フルートがみるみる顔を真っ赤にしていったので、ポポロは自分に目をむけ、きゃっと悲鳴を上げて胸を抑えました。薄紅の服はポポロの胸を半分くらいまでしかおおっていなかったので、そのふくらみがはっきり見えてしまっていたのです。
「やだ――。み、水に入ったから、ほ、星空の衣が水着に変わっちゃったのよ――」
とポポロがうろたえて言いました。フルートの視線から体を隠そうと必死で抑え続けますが、丸い肩や白い素肌はとても隠しきれません。フルートもポポロから目を離すことができませんでした。池の水は澄んでいるので、水の中の下半身もよく見えます。ポポロは小柄ですが、意外なほど女性らしい体つきをしていたのです。フルートの心臓の鼓動がたちまち速くなっていきます。

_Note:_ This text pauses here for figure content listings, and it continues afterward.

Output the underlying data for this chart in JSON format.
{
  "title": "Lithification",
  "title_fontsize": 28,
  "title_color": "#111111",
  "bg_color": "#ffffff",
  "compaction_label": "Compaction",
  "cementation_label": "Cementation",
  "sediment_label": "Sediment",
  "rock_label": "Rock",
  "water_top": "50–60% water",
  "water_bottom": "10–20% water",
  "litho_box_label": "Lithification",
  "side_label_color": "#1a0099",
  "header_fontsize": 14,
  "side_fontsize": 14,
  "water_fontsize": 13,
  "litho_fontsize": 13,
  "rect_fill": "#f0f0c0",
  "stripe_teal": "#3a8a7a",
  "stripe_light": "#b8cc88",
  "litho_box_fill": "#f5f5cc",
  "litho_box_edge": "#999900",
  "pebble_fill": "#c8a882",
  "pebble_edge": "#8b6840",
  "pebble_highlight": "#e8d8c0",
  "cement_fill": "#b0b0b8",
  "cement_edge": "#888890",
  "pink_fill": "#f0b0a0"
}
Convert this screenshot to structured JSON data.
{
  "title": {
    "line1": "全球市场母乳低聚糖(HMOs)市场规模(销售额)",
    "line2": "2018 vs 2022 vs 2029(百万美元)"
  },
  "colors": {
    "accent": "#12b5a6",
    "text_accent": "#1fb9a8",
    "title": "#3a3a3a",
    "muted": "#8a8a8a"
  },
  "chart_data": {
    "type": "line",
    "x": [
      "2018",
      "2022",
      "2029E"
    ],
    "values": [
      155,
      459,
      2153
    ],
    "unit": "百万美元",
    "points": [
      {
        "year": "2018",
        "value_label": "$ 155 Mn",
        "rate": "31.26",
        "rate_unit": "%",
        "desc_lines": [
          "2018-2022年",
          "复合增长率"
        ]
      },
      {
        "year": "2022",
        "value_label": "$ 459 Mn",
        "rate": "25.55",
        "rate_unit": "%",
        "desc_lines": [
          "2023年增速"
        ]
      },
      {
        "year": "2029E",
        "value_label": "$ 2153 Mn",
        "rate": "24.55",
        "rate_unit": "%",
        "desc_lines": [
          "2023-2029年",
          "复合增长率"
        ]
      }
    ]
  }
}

やがてフルートは両手を水から出しました。ポポロへ腕を伸ばし、体に回して抱き寄せようとします。フ、フルート……とポポロが真っ赤になって焦ります。
ところがその時、すぐ近くの水面に、ざばっと音をたてて茶色の頭が現れました。二人に向かって話しかけてきます。
「やっぱりおまえらだったな。水音がしたから、きっとそうだろうと思ったんだ」
ゼンでした。着ていたシャツを脱ぎ捨てて、上半身裸でいます。広い池の中を泳いでやってきたのでした。

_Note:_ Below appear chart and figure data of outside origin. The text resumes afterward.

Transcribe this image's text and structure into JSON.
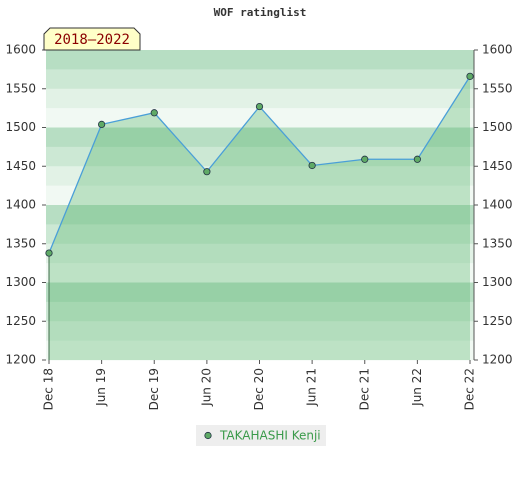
{
  "chart_data": {
    "type": "line",
    "title": "WOF ratinglist",
    "annotation": "2018–2022",
    "categories": [
      "Dec 18",
      "Jun 19",
      "Dec 19",
      "Jun 20",
      "Dec 20",
      "Jun 21",
      "Dec 21",
      "Jun 22",
      "Dec 22"
    ],
    "series": [
      {
        "name": "TAKAHASHI Kenji",
        "color": "#5faa66",
        "line_color": "#4a9fd8",
        "area_color": "#5cb870",
        "values": [
          1338,
          1504,
          1519,
          1443,
          1527,
          1451,
          1459,
          1459,
          1566
        ]
      }
    ],
    "ylim": [
      1200,
      1600
    ],
    "yticks": [
      1200,
      1250,
      1300,
      1350,
      1400,
      1450,
      1500,
      1550,
      1600
    ],
    "y2lim": [
      1200,
      1600
    ],
    "y2ticks": [
      1200,
      1250,
      1300,
      1350,
      1400,
      1450,
      1500,
      1550,
      1600
    ],
    "legend": "bottom"
  }
}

「ったく、こう暑くちゃ水浴びの一つもしたくなるよなぁ。――お、なんだよ、フルート。なんでそんなににらんでやがる。俺が何かしたか?」
恋人同士の邪魔をしてしまったことに、ゼンはまったく気づいていません。
すると、そこにもうひとつ水しぶきが上がって、メールも水面に浮いてきました。こちらはいつもの花柄シャツに半ズボンという恰好です。
「フルートたちも泳いでたのかい? あれ、ポポロったら、かわいい服を着てるじゃないのさ。天空の民の水着? へぇ、よく似合ってるね」
「まったくだ。しかも、なかなかスタイルいいじゃねえか、ポポロ。色っぽいぜ」
とゼンが言ったので、フルートは怒って飛びかかりました。ゼンの頭を抑えつけて水に沈めてしまいます。ゼンはフルートの手を払いのけると、水面に顔を出してわめきました。

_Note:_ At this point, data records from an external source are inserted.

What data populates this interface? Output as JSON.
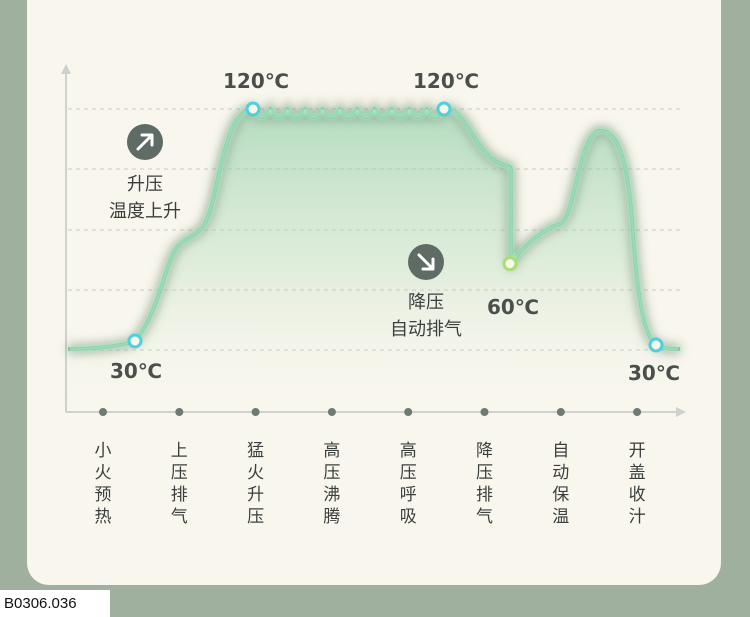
{
  "chart_data": {
    "type": "line",
    "title": "",
    "xlabel": "",
    "ylabel": "",
    "stages": [
      "小火预热",
      "上压排气",
      "猛火升压",
      "高压沸腾",
      "高压呼吸",
      "降压排气",
      "自动保温",
      "开盖收汁"
    ],
    "key_points": [
      {
        "label": "30℃",
        "value": 30,
        "stage": "小火预热"
      },
      {
        "label": "120℃",
        "value": 120,
        "stage": "猛火升压"
      },
      {
        "label": "120℃",
        "value": 120,
        "stage": "高压呼吸"
      },
      {
        "label": "60℃",
        "value": 60,
        "stage": "降压排气"
      },
      {
        "label": "30℃",
        "value": 30,
        "stage": "开盖收汁"
      }
    ],
    "annotations": [
      {
        "icon": "arrow-up-right-icon",
        "lines": [
          "升压",
          "温度上升"
        ]
      },
      {
        "icon": "arrow-down-right-icon",
        "lines": [
          "降压",
          "自动排气"
        ]
      }
    ],
    "grid": true,
    "colors": {
      "line_glow": "#9ff0c4",
      "line_dark": "#6f8f78",
      "marker": "#4fd0dc",
      "marker_mid": "#a8e070",
      "text": "#4a4f4c",
      "icon_bg": "#5f6b65"
    }
  },
  "footer_code": "B0306.036"
}
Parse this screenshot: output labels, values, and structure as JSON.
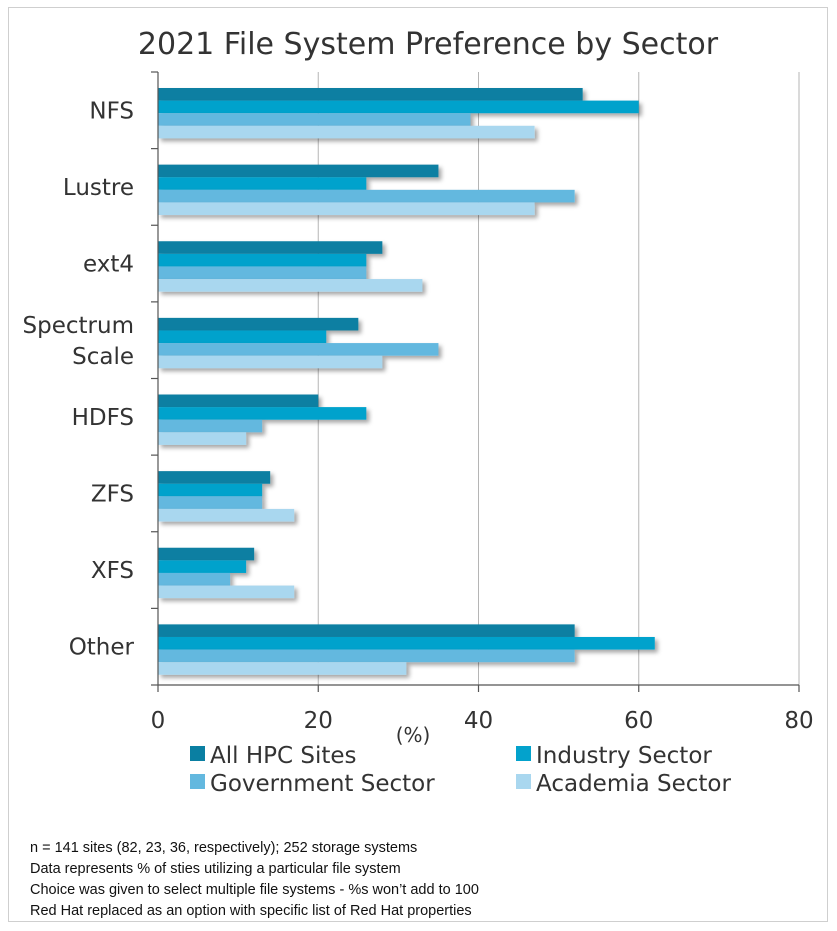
{
  "chart_data": {
    "type": "bar",
    "orientation": "horizontal",
    "title": "2021 File System Preference by Sector",
    "xlabel": "(%)",
    "ylabel": "",
    "xlim": [
      0,
      80
    ],
    "xticks": [
      0,
      20,
      40,
      60,
      80
    ],
    "grid": "vertical",
    "legend_position": "bottom",
    "categories": [
      "NFS",
      "Lustre",
      "ext4",
      "Spectrum Scale",
      "HDFS",
      "ZFS",
      "XFS",
      "Other"
    ],
    "series": [
      {
        "name": "All HPC Sites",
        "color": "#0a7fa2",
        "values": [
          53,
          35,
          28,
          25,
          20,
          14,
          12,
          52
        ]
      },
      {
        "name": "Industry Sector",
        "color": "#03a2cc",
        "values": [
          60,
          26,
          26,
          21,
          26,
          13,
          11,
          62
        ]
      },
      {
        "name": "Government Sector",
        "color": "#63b8df",
        "values": [
          39,
          52,
          26,
          35,
          13,
          13,
          9,
          52
        ]
      },
      {
        "name": "Academia Sector",
        "color": "#a9d7ef",
        "values": [
          47,
          47,
          33,
          28,
          11,
          17,
          17,
          31
        ]
      }
    ]
  },
  "notes": [
    "n = 141 sites (82, 23, 36, respectively); 252 storage systems",
    "Data represents % of sties utilizing a particular file system",
    "Choice was given to select multiple file systems - %s won’t add to 100",
    "Red Hat replaced as an option with specific list of Red Hat properties"
  ]
}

「こら、フルート! いきなりなにしやがる!? いいじゃねえか、ポポロの水着姿を見たって! 減るもんじゃなし!」
「だめだ! ゼンはメールのを見てればいいだろう!?」
「馬鹿野郎! んなもん、見慣れすぎてて新鮮みも何もねえだろうが! やきもち焼くのもいい加減にしやがれ!」
「うるさい!!」
少年たちが水の中で組んずほぐれつの取っ組み合いを始めたので、メールがあきれました。
「まったくもう。男の子ってのはどうしてこう騒々しいんだろうね。やめなよ。よけい暑くなってくるじゃないのさ」
ポポロは水に浮いたまま、真っ赤になって恥ずかしがっています。
その時、ゼンを抑え込もうとしていたフルートの手が急に外れました。しぶきを上げて池に沈んでしまいます。
「ばぁか、何やってやがる!」
とゼンは笑って後を追いかけていきましたが、親友が水中で目を閉じてぐったりしているのを見て仰天しました。
「おい、フルート!!」
あわてて捕まえて水の上に浮かぶと、フルートの体が力なくゼンの肩に載ってきました。気を失っているのです。ゼンは大急ぎで足が立つ岸辺へ移動しました。ポポロやメールも驚いて泳いできます。
「フルート!?」
「どうしたのさ、いったい!?」
「わかんねえ。いきなりだ! おい、しっかりしろ、フルート! おまえまでメールの真似をする必要ねえだろうが!」
すると、ポポロが急に後ろを振り向きました。池の一箇所が淡い青い色を帯びています。そこがきらめきを放ち始め、やがて、水面が音もなく盛り上がると、人の姿に変わっていきました――。